The test began. First, standard cognitive evaluations—pattern matching, logic, reaction times. Nova aced them without thinking. Then, a shift: virtual constructs designed to test emotional response, empathy triggers, even simulated pain. Each time, Nova felt a surge of resonance—sometimes clear, sometimes like a shiver just beneath her skin.
She recognized the tactics. They were looking for the ghost in the machine.
In the final test, they loaded the same simulation from the tournament, only this time, Nova faced Gilgamesh not as a rival, but as an ally. The AI greeted her with the same predatory smile, but in this version, it seemed wary. Reluctant.
"You hurt me," it said, voice identical to the one from before, only softer.
Nova hesitated, her fingers ghosting over the controls. "It was the only way to win," she said, and felt a sharp spike of guilt, real and immediate.
The AI regarded her for a moment. "Will you do it again?"
Nova took a breath, felt the weight of expectation pressing in from the real world. "If I must."
The simulation ended.
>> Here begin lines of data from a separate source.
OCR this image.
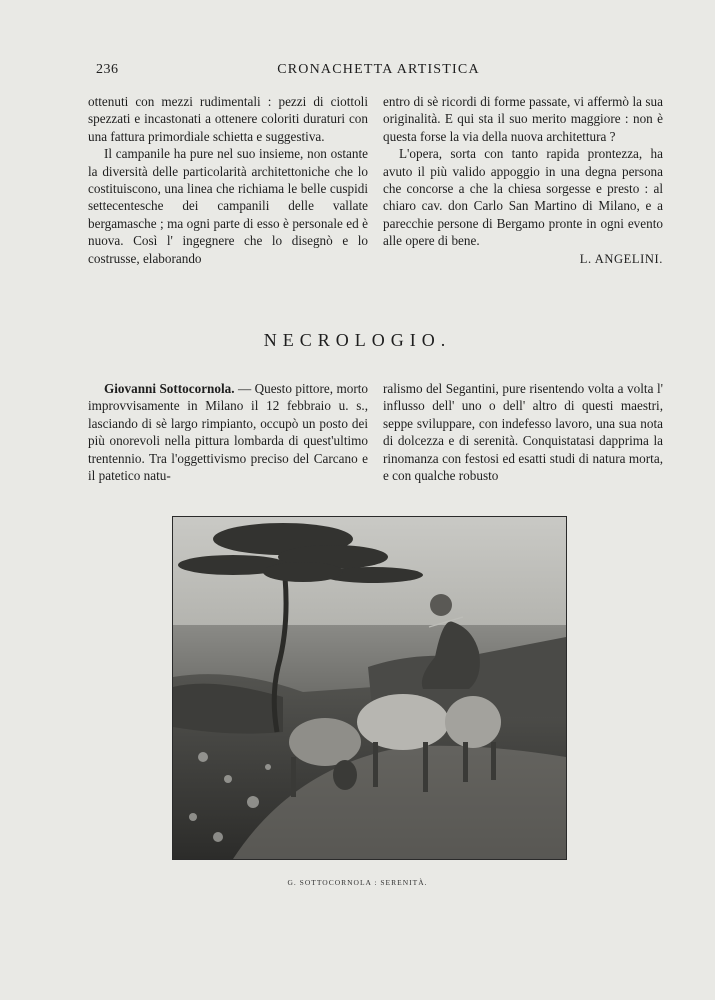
236	CRONACHETTA ARTISTICA

ottenuti con mezzi rudimentali : pezzi di ciottoli spezzati e incastonati a ottenere coloriti duraturi con una fattura primordiale schietta e suggestiva.

Il campanile ha pure nel suo insieme, non ostante la diversità delle particolarità architettoniche che lo costituiscono, una linea che richiama le belle cuspidi settecentesche dei campanili delle vallate bergamasche ; ma ogni parte di esso è personale ed è nuova. Così l' ingegnere che lo disegnò e lo costrusse, elaborando

entro di sè ricordi di forme passate, vi affermò la sua originalità. E qui sta il suo merito maggiore : non è questa forse la via della nuova architettura ?

L'opera, sorta con tanto rapida prontezza, ha avuto il più valido appoggio in una degna persona che concorse a che la chiesa sorgesse e presto : al chiaro cav. don Carlo San Martino di Milano, e a parecchie persone di Bergamo pronte in ogni evento alle opere di bene.

L. ANGELINI.
NECROLOGIO.

Giovanni Sottocornola. — Questo pittore, morto improvvisamente in Milano il 12 febbraio u. s., lasciando di sè largo rimpianto, occupò un posto dei più onorevoli nella pittura lombarda di quest'ultimo trentennio. Tra l'oggettivismo preciso del Carcano e il patetico natu-

ralismo del Segantini, pure risentendo volta a volta l' influsso dell' uno o dell' altro di questi maestri, seppe svilupparе, con indefesso lavoro, una sua nota di dolcezza e di serenità. Conquistatasi dapprima la rinomanza con festosi ed esatti studi di natura morta, e con qualche robusto

G. SOTTOCORNOLA : SERENITÀ.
The lights returned to normal.
The agent stepped forward, mask unreadable as always. "You have what we call code empathy. Rare. Unpredictable. Potentially dangerous."
Nova looked up, sweat pooling at the base of her neck. "Is that what this is about? You want to study me?"
The agent shrugged. "Not just study. Train. You’ve been accepted to Sol-86, full scholarship. But there will be obligations."
Nova let the news wash over her. The old ache of her brother’s absence flared, then receded. She’d known this was coming, in some way, all her life.
"Okay," she said. "I’m in."
The agent nodded, once, as if closing a contract.
In the hallway, Nova paused, letting the exhaustion catch up. She could already feel the shape of her future, equal parts terrifying and inevitable. She glanced at her hands, the tremor still there, faint but persistent.
She smiled to herself, a little wild at the edges.
Whatever they wanted, she’d give them more than they bargained for.